A new large-scale study led by the University of Oxford has found that eating meat five times or less per week is associated with a lower overall risk of developing cancer. Moreover, eating only fish, or following a fully vegetarian or vegan diet could reduce cancer risks even more.
The researchers investigated the relationship between diet and cancer risk by analyzing UK Biobank data collected from 472,377 British adults between 2006 and 2010. The participants – aged between 40 and 70 years – had to report how often they ate meat or fish. 247,571 (52 percent) of them ate meat more than five times per week, 205,382 (44 percent) ate meat five or less times per week, 10,696 (two percent) ate fish but not meat, and 8,685 (less than 2 percent) were vegetarian or vegan. During the study period, 54,961 participants (12 percent) of the participants developed cancer.

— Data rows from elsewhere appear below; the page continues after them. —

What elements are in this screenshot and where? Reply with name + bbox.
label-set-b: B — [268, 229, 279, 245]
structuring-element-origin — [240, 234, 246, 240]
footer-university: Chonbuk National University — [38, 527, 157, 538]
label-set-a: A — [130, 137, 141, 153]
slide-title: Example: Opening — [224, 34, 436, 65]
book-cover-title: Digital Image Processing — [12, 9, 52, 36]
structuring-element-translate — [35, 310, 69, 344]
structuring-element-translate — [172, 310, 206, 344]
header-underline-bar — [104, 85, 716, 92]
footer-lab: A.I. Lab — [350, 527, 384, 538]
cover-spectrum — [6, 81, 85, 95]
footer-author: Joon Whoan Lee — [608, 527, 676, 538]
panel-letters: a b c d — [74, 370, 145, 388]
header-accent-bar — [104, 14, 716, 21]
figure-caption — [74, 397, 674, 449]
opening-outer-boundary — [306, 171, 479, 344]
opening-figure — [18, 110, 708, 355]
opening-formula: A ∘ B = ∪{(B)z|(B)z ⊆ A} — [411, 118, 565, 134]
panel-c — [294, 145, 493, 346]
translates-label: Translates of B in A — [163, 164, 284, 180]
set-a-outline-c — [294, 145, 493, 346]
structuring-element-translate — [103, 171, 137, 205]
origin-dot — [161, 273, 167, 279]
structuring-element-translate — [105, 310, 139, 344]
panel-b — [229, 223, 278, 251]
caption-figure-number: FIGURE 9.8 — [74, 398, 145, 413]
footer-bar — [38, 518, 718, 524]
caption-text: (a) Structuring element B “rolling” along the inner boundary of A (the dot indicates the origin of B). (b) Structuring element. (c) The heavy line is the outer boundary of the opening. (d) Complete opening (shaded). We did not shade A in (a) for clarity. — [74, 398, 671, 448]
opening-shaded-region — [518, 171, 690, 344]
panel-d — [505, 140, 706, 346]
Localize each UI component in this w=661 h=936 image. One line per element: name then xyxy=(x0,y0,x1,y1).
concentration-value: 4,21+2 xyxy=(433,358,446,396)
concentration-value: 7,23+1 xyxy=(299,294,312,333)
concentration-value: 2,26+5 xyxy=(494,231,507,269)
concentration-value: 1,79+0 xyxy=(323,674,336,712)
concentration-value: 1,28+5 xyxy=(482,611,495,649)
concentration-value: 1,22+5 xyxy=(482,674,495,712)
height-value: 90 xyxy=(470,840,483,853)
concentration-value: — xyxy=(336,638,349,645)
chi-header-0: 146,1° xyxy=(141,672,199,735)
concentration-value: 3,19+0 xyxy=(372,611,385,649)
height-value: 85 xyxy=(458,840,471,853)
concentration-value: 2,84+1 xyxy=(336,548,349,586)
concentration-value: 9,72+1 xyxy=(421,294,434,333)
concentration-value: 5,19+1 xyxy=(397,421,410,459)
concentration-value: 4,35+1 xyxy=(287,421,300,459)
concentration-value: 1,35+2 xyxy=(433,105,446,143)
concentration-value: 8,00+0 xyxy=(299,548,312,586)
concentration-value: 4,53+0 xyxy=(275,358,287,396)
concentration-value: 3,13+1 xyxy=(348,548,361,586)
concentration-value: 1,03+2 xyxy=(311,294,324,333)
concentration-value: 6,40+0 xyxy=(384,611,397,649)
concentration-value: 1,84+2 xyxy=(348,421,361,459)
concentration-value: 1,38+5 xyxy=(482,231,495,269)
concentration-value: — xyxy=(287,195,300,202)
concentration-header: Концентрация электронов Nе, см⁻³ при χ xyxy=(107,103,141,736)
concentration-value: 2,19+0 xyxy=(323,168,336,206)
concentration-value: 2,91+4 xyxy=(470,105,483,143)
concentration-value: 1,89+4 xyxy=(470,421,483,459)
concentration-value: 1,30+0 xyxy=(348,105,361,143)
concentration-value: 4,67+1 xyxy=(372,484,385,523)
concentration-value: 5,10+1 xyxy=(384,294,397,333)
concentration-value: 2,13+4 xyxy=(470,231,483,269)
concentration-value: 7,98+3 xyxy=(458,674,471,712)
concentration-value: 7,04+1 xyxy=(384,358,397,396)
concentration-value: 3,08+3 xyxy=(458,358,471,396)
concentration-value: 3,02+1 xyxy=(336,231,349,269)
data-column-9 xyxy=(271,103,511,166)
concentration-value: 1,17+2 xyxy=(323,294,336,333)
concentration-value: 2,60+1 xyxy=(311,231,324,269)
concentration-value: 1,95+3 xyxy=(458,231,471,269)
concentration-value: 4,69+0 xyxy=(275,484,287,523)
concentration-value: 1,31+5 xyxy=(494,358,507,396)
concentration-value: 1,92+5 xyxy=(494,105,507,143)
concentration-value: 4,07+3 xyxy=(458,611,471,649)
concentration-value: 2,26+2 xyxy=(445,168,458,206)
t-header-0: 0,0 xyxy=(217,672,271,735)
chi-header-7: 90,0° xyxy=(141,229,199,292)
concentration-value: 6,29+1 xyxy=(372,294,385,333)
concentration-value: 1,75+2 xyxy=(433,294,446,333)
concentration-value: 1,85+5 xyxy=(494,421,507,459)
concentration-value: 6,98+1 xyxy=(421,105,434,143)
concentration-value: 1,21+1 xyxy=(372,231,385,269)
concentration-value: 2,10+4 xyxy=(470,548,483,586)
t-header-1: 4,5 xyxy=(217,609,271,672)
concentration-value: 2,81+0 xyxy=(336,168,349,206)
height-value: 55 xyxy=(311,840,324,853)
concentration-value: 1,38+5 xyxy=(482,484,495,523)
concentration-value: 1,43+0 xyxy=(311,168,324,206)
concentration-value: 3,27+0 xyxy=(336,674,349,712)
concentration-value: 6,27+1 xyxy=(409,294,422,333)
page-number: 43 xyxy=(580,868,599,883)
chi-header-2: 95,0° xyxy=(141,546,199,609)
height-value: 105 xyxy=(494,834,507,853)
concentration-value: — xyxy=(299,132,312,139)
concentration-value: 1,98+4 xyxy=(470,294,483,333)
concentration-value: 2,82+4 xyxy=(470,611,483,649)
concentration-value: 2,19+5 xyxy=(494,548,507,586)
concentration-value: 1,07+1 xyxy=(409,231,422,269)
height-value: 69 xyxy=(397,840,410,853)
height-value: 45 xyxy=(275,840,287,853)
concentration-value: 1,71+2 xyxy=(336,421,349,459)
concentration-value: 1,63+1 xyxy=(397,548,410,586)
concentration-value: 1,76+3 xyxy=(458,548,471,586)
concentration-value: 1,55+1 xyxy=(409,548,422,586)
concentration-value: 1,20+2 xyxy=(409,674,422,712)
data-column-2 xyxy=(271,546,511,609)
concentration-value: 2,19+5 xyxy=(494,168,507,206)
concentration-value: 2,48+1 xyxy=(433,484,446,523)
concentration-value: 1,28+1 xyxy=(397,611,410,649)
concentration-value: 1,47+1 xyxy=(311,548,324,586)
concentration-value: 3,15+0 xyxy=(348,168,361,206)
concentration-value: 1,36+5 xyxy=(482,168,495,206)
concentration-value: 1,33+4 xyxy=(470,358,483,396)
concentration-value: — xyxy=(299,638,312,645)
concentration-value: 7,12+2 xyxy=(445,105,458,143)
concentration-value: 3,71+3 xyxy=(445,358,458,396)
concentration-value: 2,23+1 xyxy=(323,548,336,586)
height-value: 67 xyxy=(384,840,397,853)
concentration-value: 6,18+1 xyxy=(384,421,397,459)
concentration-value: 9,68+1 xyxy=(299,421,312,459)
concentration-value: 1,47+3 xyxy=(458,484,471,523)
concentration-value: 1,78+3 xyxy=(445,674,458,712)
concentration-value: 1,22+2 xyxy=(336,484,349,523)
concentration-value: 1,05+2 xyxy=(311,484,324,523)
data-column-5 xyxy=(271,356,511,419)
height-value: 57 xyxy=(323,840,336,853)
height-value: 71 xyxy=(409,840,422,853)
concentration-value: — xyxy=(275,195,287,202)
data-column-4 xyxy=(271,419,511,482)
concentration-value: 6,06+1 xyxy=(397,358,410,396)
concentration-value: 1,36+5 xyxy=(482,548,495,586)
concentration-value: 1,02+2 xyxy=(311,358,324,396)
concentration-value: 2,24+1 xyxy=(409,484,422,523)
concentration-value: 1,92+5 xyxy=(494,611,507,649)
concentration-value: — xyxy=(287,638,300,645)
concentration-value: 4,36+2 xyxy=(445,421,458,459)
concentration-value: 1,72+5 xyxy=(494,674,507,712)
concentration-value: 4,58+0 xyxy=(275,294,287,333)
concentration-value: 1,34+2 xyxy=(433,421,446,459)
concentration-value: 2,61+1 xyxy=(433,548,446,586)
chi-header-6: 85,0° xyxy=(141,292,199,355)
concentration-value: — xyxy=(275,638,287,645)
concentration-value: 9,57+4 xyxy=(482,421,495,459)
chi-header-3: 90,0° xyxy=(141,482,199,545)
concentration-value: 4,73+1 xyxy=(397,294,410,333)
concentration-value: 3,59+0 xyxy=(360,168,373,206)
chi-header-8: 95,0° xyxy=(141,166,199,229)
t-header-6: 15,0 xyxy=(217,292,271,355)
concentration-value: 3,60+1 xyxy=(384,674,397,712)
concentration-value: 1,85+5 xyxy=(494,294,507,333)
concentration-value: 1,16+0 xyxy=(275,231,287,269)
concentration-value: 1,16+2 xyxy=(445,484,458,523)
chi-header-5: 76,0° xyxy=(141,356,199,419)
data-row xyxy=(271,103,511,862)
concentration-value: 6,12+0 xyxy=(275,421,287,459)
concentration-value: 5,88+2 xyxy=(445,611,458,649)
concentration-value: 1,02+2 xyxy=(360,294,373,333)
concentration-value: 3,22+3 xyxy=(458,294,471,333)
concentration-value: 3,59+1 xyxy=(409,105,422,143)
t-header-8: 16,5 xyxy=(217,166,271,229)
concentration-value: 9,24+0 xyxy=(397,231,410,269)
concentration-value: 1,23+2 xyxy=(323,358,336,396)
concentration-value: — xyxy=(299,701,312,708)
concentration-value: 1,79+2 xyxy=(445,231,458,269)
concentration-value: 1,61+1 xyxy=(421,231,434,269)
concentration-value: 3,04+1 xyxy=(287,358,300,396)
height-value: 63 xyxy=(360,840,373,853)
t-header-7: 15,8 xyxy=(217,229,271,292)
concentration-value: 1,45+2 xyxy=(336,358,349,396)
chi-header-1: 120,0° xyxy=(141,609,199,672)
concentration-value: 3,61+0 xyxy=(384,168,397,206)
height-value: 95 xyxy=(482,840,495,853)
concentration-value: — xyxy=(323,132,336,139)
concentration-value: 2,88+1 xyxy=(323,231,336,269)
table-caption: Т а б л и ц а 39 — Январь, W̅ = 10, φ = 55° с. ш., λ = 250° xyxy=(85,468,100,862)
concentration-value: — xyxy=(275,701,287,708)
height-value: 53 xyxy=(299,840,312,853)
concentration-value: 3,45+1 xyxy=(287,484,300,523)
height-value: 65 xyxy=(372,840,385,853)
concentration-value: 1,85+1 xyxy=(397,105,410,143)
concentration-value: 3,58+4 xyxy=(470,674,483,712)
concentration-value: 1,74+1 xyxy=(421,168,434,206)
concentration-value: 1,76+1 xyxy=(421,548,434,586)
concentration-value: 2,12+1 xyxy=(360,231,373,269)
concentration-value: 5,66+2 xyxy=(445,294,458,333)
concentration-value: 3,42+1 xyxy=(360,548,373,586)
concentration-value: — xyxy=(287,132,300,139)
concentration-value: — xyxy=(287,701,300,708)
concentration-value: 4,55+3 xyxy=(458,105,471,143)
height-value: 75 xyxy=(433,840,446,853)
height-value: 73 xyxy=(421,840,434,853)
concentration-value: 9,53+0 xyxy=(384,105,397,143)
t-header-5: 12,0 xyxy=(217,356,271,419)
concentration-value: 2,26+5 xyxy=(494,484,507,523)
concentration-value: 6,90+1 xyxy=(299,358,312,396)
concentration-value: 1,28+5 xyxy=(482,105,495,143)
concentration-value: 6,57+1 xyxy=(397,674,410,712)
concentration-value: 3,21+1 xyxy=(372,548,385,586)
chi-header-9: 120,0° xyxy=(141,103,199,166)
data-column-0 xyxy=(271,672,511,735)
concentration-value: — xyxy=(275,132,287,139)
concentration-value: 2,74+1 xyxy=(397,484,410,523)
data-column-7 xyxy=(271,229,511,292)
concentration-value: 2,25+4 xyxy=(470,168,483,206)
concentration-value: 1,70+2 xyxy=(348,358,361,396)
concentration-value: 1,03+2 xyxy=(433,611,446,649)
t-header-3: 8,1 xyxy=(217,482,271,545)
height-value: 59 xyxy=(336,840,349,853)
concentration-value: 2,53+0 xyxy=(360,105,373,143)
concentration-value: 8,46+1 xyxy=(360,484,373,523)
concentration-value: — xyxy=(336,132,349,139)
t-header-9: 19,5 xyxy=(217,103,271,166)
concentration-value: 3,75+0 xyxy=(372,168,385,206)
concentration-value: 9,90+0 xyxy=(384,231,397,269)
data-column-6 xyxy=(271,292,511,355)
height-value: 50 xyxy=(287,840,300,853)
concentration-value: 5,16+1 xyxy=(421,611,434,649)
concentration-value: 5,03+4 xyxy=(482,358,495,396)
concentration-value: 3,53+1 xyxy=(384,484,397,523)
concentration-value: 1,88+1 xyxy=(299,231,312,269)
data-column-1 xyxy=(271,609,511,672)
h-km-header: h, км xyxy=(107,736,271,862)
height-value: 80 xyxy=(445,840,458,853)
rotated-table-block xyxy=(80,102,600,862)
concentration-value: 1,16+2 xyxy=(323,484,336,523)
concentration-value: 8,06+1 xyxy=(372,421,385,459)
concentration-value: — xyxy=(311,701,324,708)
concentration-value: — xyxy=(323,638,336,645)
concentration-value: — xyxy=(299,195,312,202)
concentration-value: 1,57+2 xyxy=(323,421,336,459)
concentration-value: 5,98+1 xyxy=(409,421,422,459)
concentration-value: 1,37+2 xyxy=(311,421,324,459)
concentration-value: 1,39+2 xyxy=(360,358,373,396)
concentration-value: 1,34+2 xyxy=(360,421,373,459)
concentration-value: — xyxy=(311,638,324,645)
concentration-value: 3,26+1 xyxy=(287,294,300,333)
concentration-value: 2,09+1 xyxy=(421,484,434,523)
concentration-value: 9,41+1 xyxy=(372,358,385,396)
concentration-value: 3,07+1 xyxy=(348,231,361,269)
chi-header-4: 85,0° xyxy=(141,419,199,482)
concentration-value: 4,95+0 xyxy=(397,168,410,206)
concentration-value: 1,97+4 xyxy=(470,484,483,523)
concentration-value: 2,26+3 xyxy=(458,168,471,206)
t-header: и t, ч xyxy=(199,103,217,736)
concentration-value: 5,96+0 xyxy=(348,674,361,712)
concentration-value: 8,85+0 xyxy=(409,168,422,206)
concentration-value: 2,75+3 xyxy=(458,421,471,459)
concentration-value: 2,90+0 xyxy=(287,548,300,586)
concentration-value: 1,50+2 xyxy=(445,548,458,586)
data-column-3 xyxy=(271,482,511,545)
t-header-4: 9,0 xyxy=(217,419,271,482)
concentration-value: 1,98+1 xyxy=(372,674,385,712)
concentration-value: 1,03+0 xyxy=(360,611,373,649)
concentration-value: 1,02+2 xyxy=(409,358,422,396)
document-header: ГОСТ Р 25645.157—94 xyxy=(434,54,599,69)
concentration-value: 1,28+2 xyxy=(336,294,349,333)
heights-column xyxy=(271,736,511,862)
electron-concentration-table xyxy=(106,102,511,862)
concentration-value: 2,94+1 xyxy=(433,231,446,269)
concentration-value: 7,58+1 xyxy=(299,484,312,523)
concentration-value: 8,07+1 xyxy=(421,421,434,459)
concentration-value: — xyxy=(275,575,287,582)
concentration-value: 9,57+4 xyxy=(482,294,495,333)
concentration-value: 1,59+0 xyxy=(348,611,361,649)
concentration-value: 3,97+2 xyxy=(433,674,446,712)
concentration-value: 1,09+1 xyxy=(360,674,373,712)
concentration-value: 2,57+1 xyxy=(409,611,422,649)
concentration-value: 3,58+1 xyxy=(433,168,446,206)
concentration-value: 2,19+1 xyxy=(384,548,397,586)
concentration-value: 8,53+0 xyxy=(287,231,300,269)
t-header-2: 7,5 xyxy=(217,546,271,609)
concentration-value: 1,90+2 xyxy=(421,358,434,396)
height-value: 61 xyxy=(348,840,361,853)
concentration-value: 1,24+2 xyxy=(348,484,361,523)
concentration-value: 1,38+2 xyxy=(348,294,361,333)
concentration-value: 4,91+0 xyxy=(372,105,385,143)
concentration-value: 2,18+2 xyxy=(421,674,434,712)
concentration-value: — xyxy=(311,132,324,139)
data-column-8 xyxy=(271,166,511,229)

After accounting for other factors such as diabetes status or sociodemographic, socioeconomic, and lifestyle factors, the scientists found that the overall cancer risk was two percent lower among people who ate meat less than five times per week, 10 percent lower for those who ate fish but not meat, and 14 percent lower for vegetarians and vegans, compared to those who ate meat five or more times per week.
In terms of specific types of cancer, the scientists found that low meat-eaters had lower risk of colorectal cancer, vegetarian women had a lower risk of postmenopausal breast cancer, and vegetarian or fish-eating men had a lower risk of prostate cancer.
While the reduced risk of colorectal cancer in low meat-eaters is consistent with previous findings, it is not yet clear if the other correlations reflect any causal relationships or are due to confounding factors. For instance, the lower risk of postmenopausal breast cancer in women could also be explained by their lower body mass index (BMI).
“It is not clear if the other associations are causal or a result of differences in detection between diet groups or unmeasured and residual confounding. Future research assessing cancer risk in cohorts with large number of vegetarians is needed to provide more precise estimates of the associations and to explore other possible mechanisms or explanations for the observed differences,” concluded the authors.
The study is published in the journal BMC Medicine.